Clinical Research & Data, Protected PCI

TCT 2022: Data Integrity in Real-World Evidence

 

“How do we know what we know in clinical medicine?” asks Robert Yeh, MD, MSc, associate professor of medicine at Harvard Medical School. Dr. Yeh is currently studying the question: “Can we use observational data to understand the effectiveness of Impella versus other alternative treatment modalities?” in his role as a member of the Circulatory Systems Device Advisory, a Panel for the US Food and Drug Administration (FDA).

In this insightful presentation, Dr. Yeh discusses how we analyze data and how sometimes we get the wrong answers, despite our best intentions. “Our desire to do the best for our patients and our desire to develop evidence sometimes work in opposition to one another,” he explains. “And what we’re asked every day to do as clinicians, to do the best for our patients, actually subverts the process of generating evidence, both observational evidence and randomized trial evidence.”

Dr. Yeh discusses sources of real-world evidence and the importance of identifying sources of random variation (e.g., physician preference, formulary coverage variation) and how different results can be achieved with different methods. “This is the state of our observational evidence today,” he states, highlighting two observational studies published in the same journal in the same year with opposite conclusions regarding the relationship between vascular closure devices and outcomes.

So how do we know which study is right? “There are things that can help you break the tie that we ought to be embedding more in observational data,” Dr. Yeh explains, “and you should be looking for these types of things when you read an observational study.” He describes the features that are important to integrate into a rigorous approach to analyzing observational data, such as pre-specified design with FDA input, non-inferiority hypothesis, and outcome blind analysis.

"Physicians do not choose treatments randomly," he emphasizes, "but make intentional choices for the benefit of patients. These choices, however, can make real-world comparisons using traditional methods challenging. While a combination of state-of-the-art methods and deep clinical subject matter expertise can be used to create reliable observational causal inferences, sometimes these inferences are not possible with routinely available datasets, hence the need for randomized controlled trials."

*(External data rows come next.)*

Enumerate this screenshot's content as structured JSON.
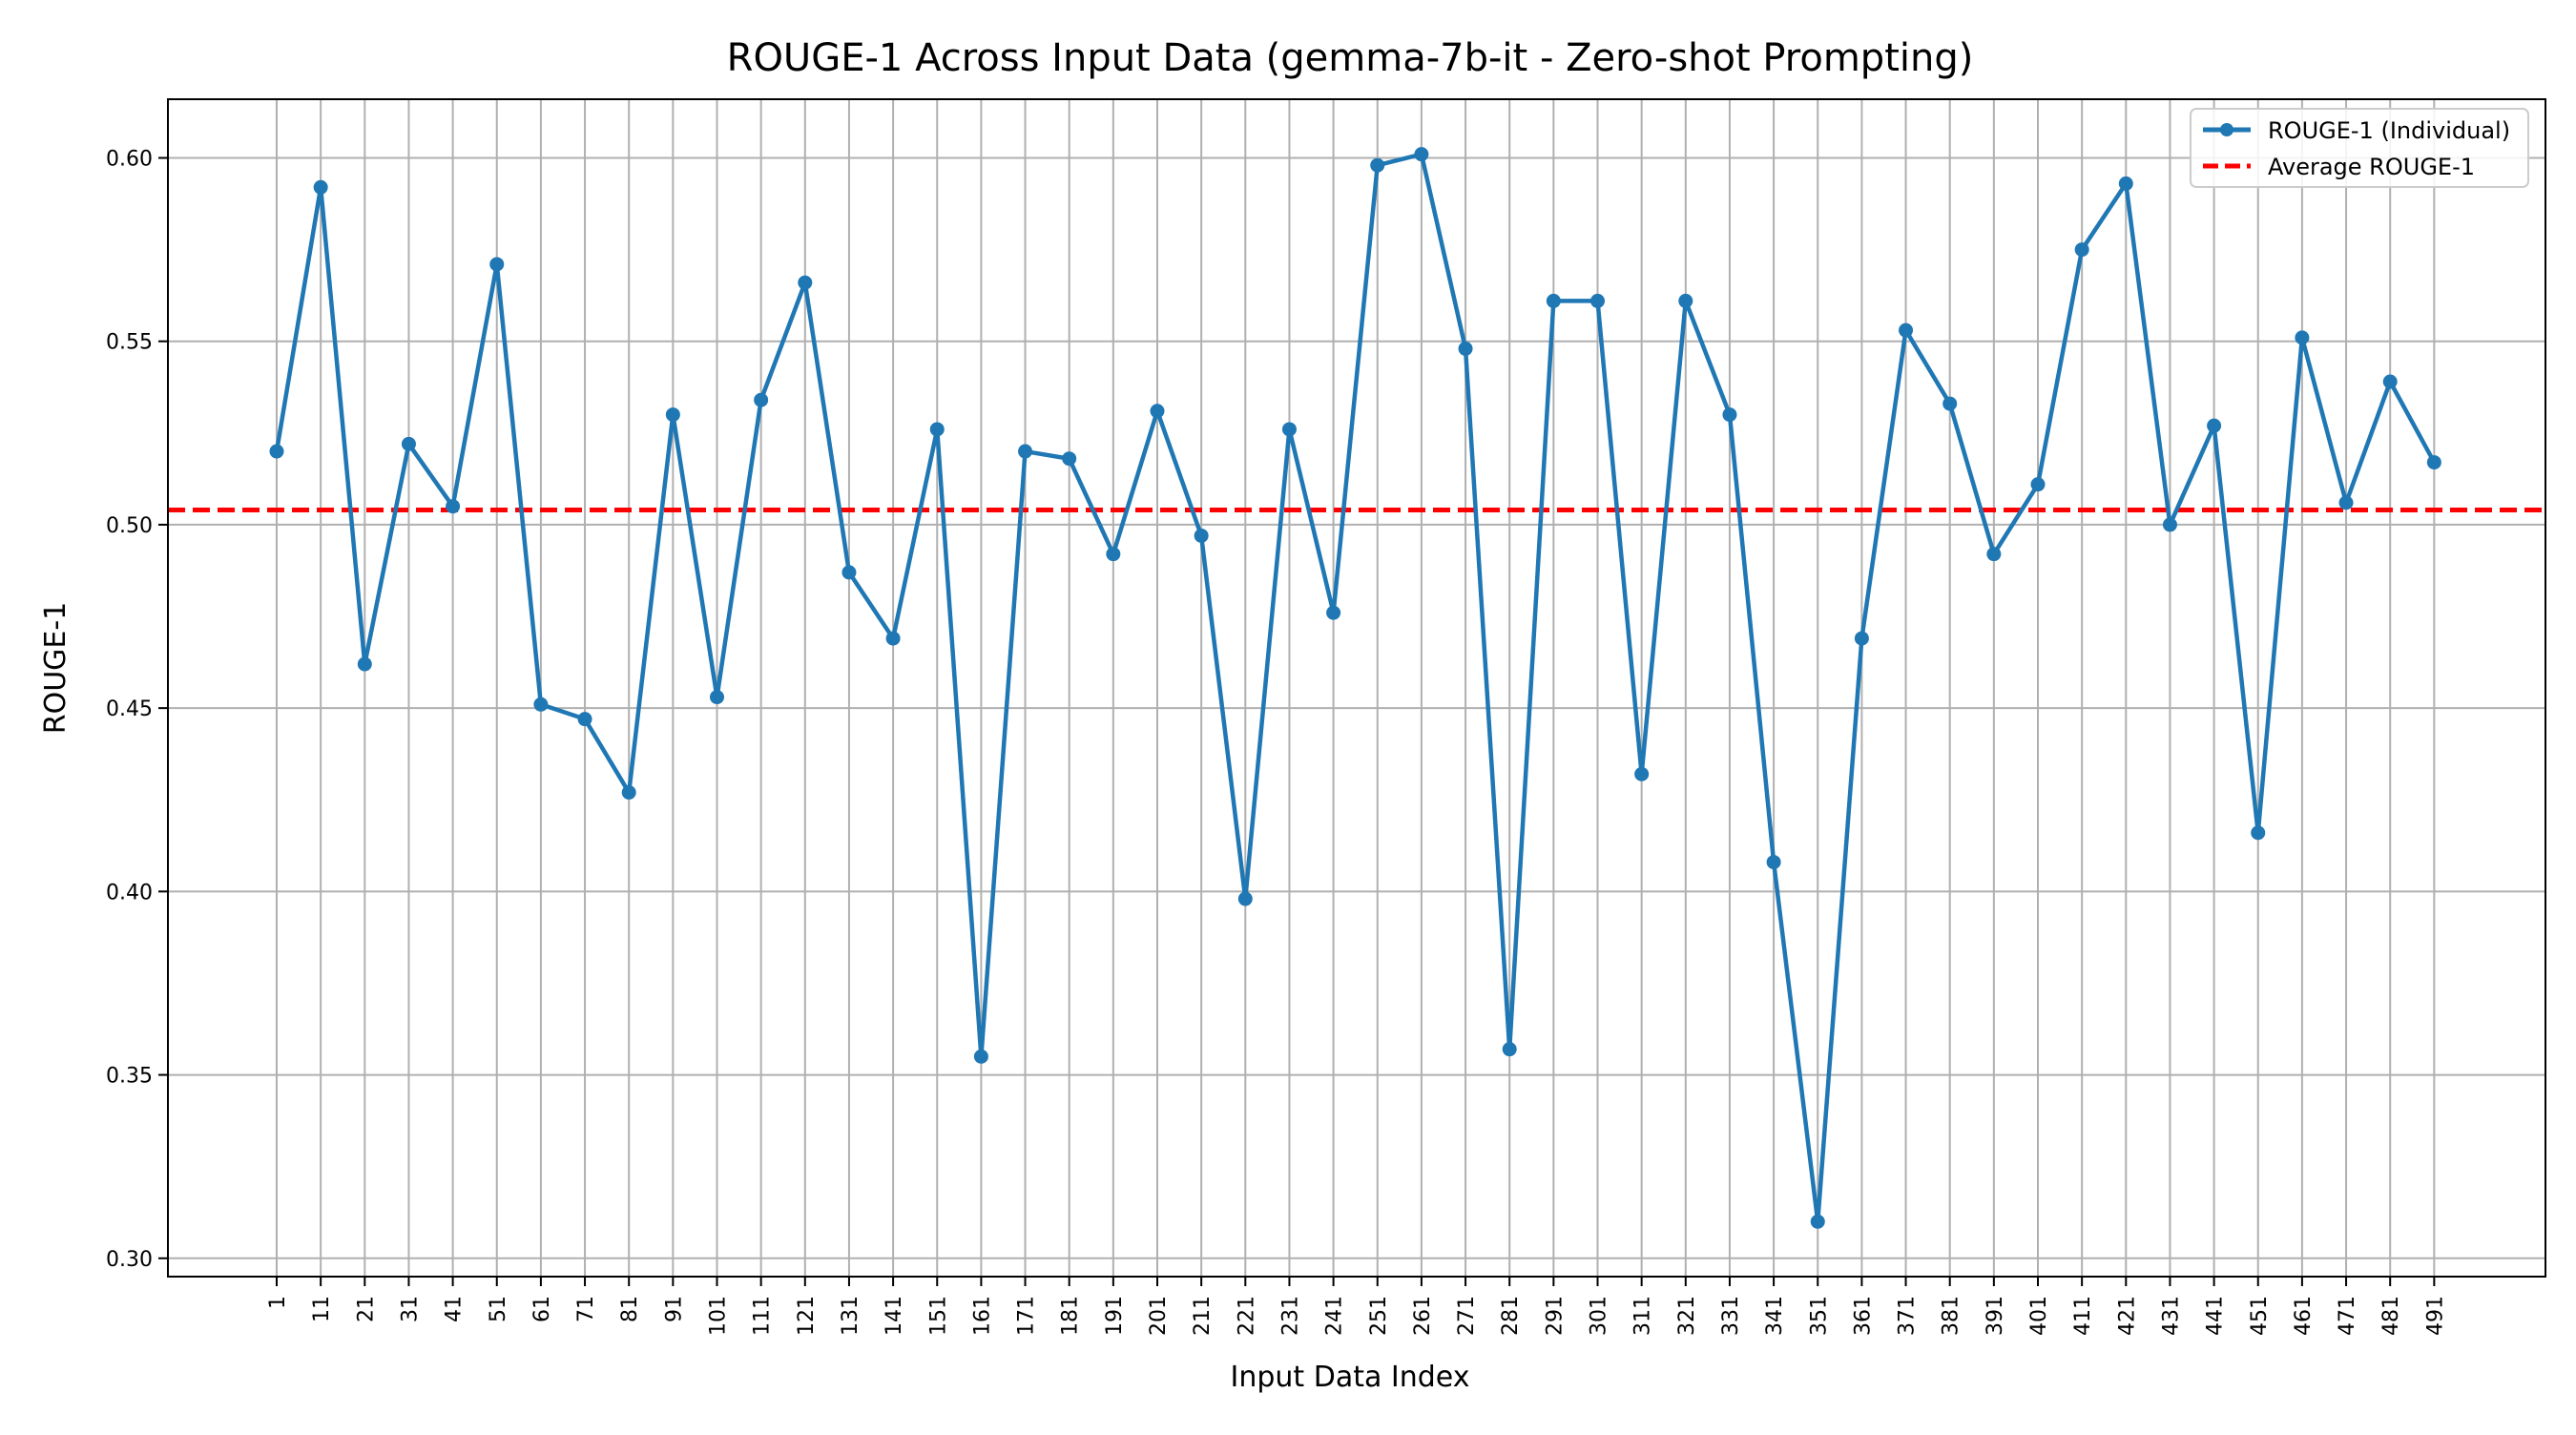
{
  "chart_data": {
    "type": "line",
    "title": "ROUGE-1 Across Input Data (gemma-7b-it - Zero-shot Prompting)",
    "xlabel": "Input Data Index",
    "ylabel": "ROUGE-1",
    "ylim": [
      0.295,
      0.616
    ],
    "yticks": [
      0.3,
      0.35,
      0.4,
      0.45,
      0.5,
      0.55,
      0.6
    ],
    "ytick_labels": [
      "0.30",
      "0.35",
      "0.40",
      "0.45",
      "0.50",
      "0.55",
      "0.60"
    ],
    "grid": true,
    "legend_position": "top-right",
    "x": [
      1,
      11,
      21,
      31,
      41,
      51,
      61,
      71,
      81,
      91,
      101,
      111,
      121,
      131,
      141,
      151,
      161,
      171,
      181,
      191,
      201,
      211,
      221,
      231,
      241,
      251,
      261,
      271,
      281,
      291,
      301,
      311,
      321,
      331,
      341,
      351,
      361,
      371,
      381,
      391,
      401,
      411,
      421,
      431,
      441,
      451,
      461,
      471,
      481,
      491
    ],
    "series": [
      {
        "name": "ROUGE-1 (Individual)",
        "color": "#1f77b4",
        "style": "solid-with-markers",
        "values": [
          0.52,
          0.592,
          0.462,
          0.522,
          0.505,
          0.571,
          0.451,
          0.447,
          0.427,
          0.53,
          0.453,
          0.534,
          0.566,
          0.487,
          0.469,
          0.526,
          0.355,
          0.52,
          0.518,
          0.492,
          0.531,
          0.497,
          0.398,
          0.526,
          0.476,
          0.598,
          0.601,
          0.548,
          0.357,
          0.561,
          0.561,
          0.432,
          0.561,
          0.53,
          0.408,
          0.31,
          0.469,
          0.553,
          0.533,
          0.492,
          0.511,
          0.575,
          0.593,
          0.5,
          0.527,
          0.416,
          0.551,
          0.506,
          0.539,
          0.517
        ]
      }
    ],
    "reference_lines": [
      {
        "name": "Average ROUGE-1",
        "value": 0.504,
        "color": "#ff0000",
        "style": "dashed"
      }
    ]
  }
}
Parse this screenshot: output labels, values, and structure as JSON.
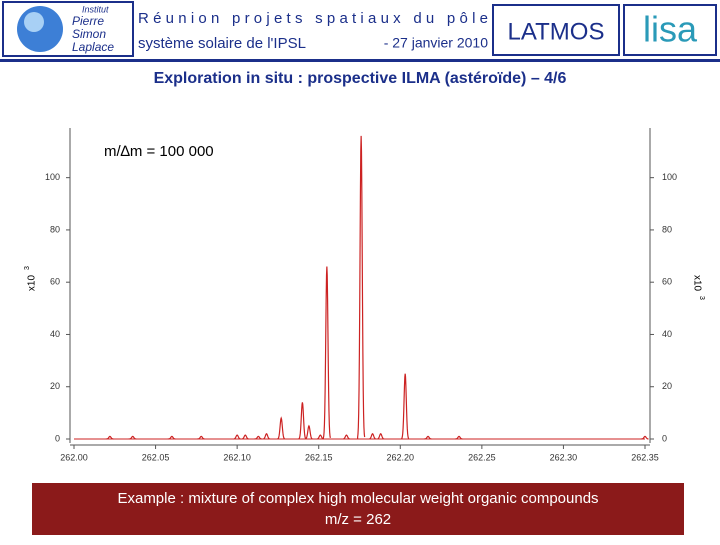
{
  "header": {
    "title_line1": "Réunion projets spatiaux du pôle",
    "title_line2": "système solaire de l'IPSL",
    "date": "- 27 janvier 2010",
    "logo_ipsl": [
      "Institut",
      "Pierre",
      "Simon",
      "Laplace"
    ],
    "logo_latmos": "LATMOS",
    "logo_lisa": "lisa"
  },
  "slide_title": "Exploration in situ : prospective ILMA (astéroïde) – 4/6",
  "chart_data": {
    "type": "spectrum",
    "annotation": "m/∆m = 100 000",
    "y_label": "x10",
    "y_label_exponent": "3",
    "color": "#cc2222",
    "x": [
      262.022,
      262.036,
      262.06,
      262.078,
      262.1,
      262.105,
      262.113,
      262.118,
      262.127,
      262.14,
      262.144,
      262.151,
      262.155,
      262.167,
      262.176,
      262.183,
      262.188,
      262.203,
      262.217,
      262.236,
      262.35
    ],
    "values": [
      1,
      1,
      1,
      1,
      1.5,
      1.5,
      1,
      2,
      8,
      14,
      5,
      1.5,
      66,
      1.5,
      116,
      2,
      2,
      25,
      1,
      1,
      1
    ],
    "xlim": [
      262.0,
      262.35
    ],
    "ylim": [
      0,
      119
    ],
    "xticks": [
      {
        "value": 262.0,
        "label": "262.00"
      },
      {
        "value": 262.05,
        "label": "262.05"
      },
      {
        "value": 262.1,
        "label": "262.10"
      },
      {
        "value": 262.15,
        "label": "262.15"
      },
      {
        "value": 262.2,
        "label": "262.20"
      },
      {
        "value": 262.25,
        "label": "262.25"
      },
      {
        "value": 262.3,
        "label": "262.30"
      },
      {
        "value": 262.35,
        "label": "262.35"
      }
    ],
    "yticks": [
      0,
      20,
      40,
      60,
      80,
      100
    ]
  },
  "caption": {
    "line1": "Example : mixture of complex high molecular weight organic compounds",
    "line2": "m/z = 262"
  }
}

He concludes with a discussion of “the parachute trial problem,” which highlights the difficulty of conducting trials that challenge entrenched standards and how certain factors impair our ability to interpret results. He explains that this is particularly relevant for the PROTECT IV trial and that investigators need to have the courage to enroll patients they would normally treat with Impella. “We have to do this to have a successful trial,” he emphasizes. “We have to include the patients we think will benefit the most.”